There also exists a relationship between the costmap configurations and the Obstacle critic configurations. If the Obstacle critic is not well tuned with the costmap parameters (inflation radius, scale) it can cause the robot to wobble significantly as it attempts to take finitely lower-cost trajectories with a slightly lower cost in exchange for jerky motion. It may also perform awkward maneuvers when in free-space to try to maximize time in a small pocket of 0-cost over a more natural motion which involves moving into some low-costed region. Finally, it may generally refuse to go into costed space at all when starting in a free 0-cost space if the gain is set disproportionately higher than the Path Follow scoring to encourage the robot to move along the path. This is due to the critic cost of staying in free space becoming more attractive than entering even lightly costed space in exchange for progression along the task.

Thus, care should be taken to select weights of the obstacle critic in conjunction with the costmap inflation radius and scale so that a robot does not have such issues. How I (Steve, your friendly neighborhood navigator) tuned this was to first create the appropriate obstacle critic behavior desirable in conjunction with the inflation layer parameters. Its worth noting that the Obstacle critic converts the cost into a distance from obstacles, so the nature of the distribution of costs in the inflation isn’t overly significant. However, the inflation radius and the scale will define the cost at the end of the distribution where free-space meets the lowest cost value within the radius. So testing for quality behavior when going over that threshold should be considered.
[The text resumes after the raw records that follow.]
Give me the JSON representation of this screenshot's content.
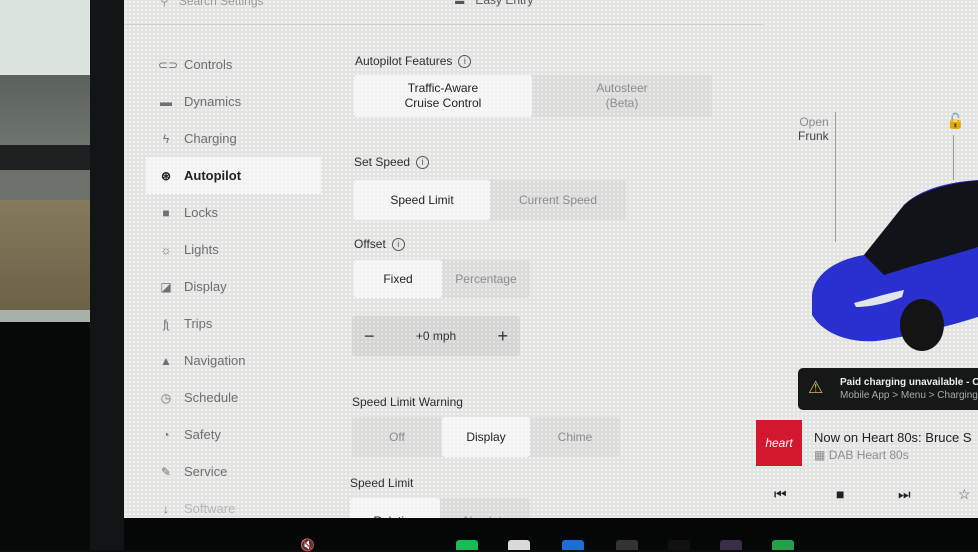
{
  "topbar": {
    "search_placeholder": "Search Settings",
    "easy_entry": "Easy Entry"
  },
  "sidebar": {
    "items": [
      {
        "label": "Controls",
        "icon": "toggle-icon",
        "glyph": "⊂⊃"
      },
      {
        "label": "Dynamics",
        "icon": "car-icon",
        "glyph": "🚘"
      },
      {
        "label": "Charging",
        "icon": "lightning-icon",
        "glyph": "ϟ"
      },
      {
        "label": "Autopilot",
        "icon": "steering-wheel-icon",
        "glyph": "⊛",
        "active": true
      },
      {
        "label": "Locks",
        "icon": "lock-icon",
        "glyph": "🔒"
      },
      {
        "label": "Lights",
        "icon": "sun-icon",
        "glyph": "☼"
      },
      {
        "label": "Display",
        "icon": "display-icon",
        "glyph": "◪"
      },
      {
        "label": "Trips",
        "icon": "trips-icon",
        "glyph": "ᥰ"
      },
      {
        "label": "Navigation",
        "icon": "navigation-icon",
        "glyph": "▲"
      },
      {
        "label": "Schedule",
        "icon": "alarm-clock-icon",
        "glyph": "◷"
      },
      {
        "label": "Safety",
        "icon": "safety-icon",
        "glyph": "◔"
      },
      {
        "label": "Service",
        "icon": "wrench-icon",
        "glyph": "🔧"
      },
      {
        "label": "Software",
        "icon": "download-icon",
        "glyph": "↓"
      }
    ]
  },
  "autopilot": {
    "features": {
      "title": "Autopilot Features",
      "options": [
        "Traffic-Aware\nCruise Control",
        "Autosteer\n(Beta)"
      ],
      "selected": "Traffic-Aware Cruise Control"
    },
    "set_speed": {
      "title": "Set Speed",
      "options": [
        "Speed Limit",
        "Current Speed"
      ],
      "selected": "Speed Limit"
    },
    "offset": {
      "title": "Offset",
      "options": [
        "Fixed",
        "Percentage"
      ],
      "selected": "Fixed",
      "value": "+0 mph",
      "minus": "−",
      "plus": "+"
    },
    "speed_limit_warning": {
      "title": "Speed Limit Warning",
      "options": [
        "Off",
        "Display",
        "Chime"
      ],
      "selected": "Display"
    },
    "speed_limit": {
      "title": "Speed Limit",
      "options": [
        "Relative",
        "Absolute"
      ],
      "selected": "Relative"
    }
  },
  "vehicle": {
    "frunk_line1": "Open",
    "frunk_line2": "Frunk",
    "lock_icon": "unlock-icon",
    "car_color": "#2a2fd0"
  },
  "notification": {
    "title": "Paid charging unavailable - Ch",
    "subtitle": "Mobile App > Menu > Charging"
  },
  "media": {
    "logo": "heart",
    "now_playing": "Now on Heart 80s: Bruce S",
    "station": "DAB Heart  80s",
    "accent": "#d2172e"
  }
}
As you increase or decrease your weights on the Obstacle, you may notice the aforementioned behaviors (e.g. won’t overcome free to non-free threshold). To overcome them, increase the FollowPath critic cost to increase the desire for the trajectory planner to continue moving towards the goal. Make sure to not overshoot this though, keep them balanced. A desirable outcome is smooth motion roughly in the center of spaces without significant close interactions with obstacles. It shouldn’t be perfectly following a path yet nor should the output velocity be wobbling jaggedly.

Once you have your obstacle avoidance behavior tuned and matched with an appropriate path following penalty, tune the Path Align critic to align with the path. If you design exact-path-alignment behavior, its possible to skip the obstacle critic step as highly tuning the system to follow the path will give it less ability to deviate to avoid obstacles (though it’ll slow and stop). Tuning the critic weight for the Obstacle critic high will do the job to avoid near-collisions but the repulsion weight is largely unnecessary to you. For others wanting more dynamic behavior, it can be beneficial to slowly lower the weight on the obstacle critic to give the path alignment critic some more room to work. If your path was generated with a cost-aware planner (like all provided by Nav2) and providing paths sufficiently far from obstacles for your satisfaction, the impact of a slightly reduced Obstacle critic with a Path Alignment critic will do you well. Not over-weighting the path align critic will allow the robot to deviate from the path to get around dynamic obstacles in the scene or other obstacles not previous considered during path planning. It is subjective as to the best behavior for your application, but it has been shown that MPPI can be an exact path tracker and/or avoid dynamic obstacles very fluidly and everywhere in between. The defaults provided are in the generally right regime for a balanced initial trade-off.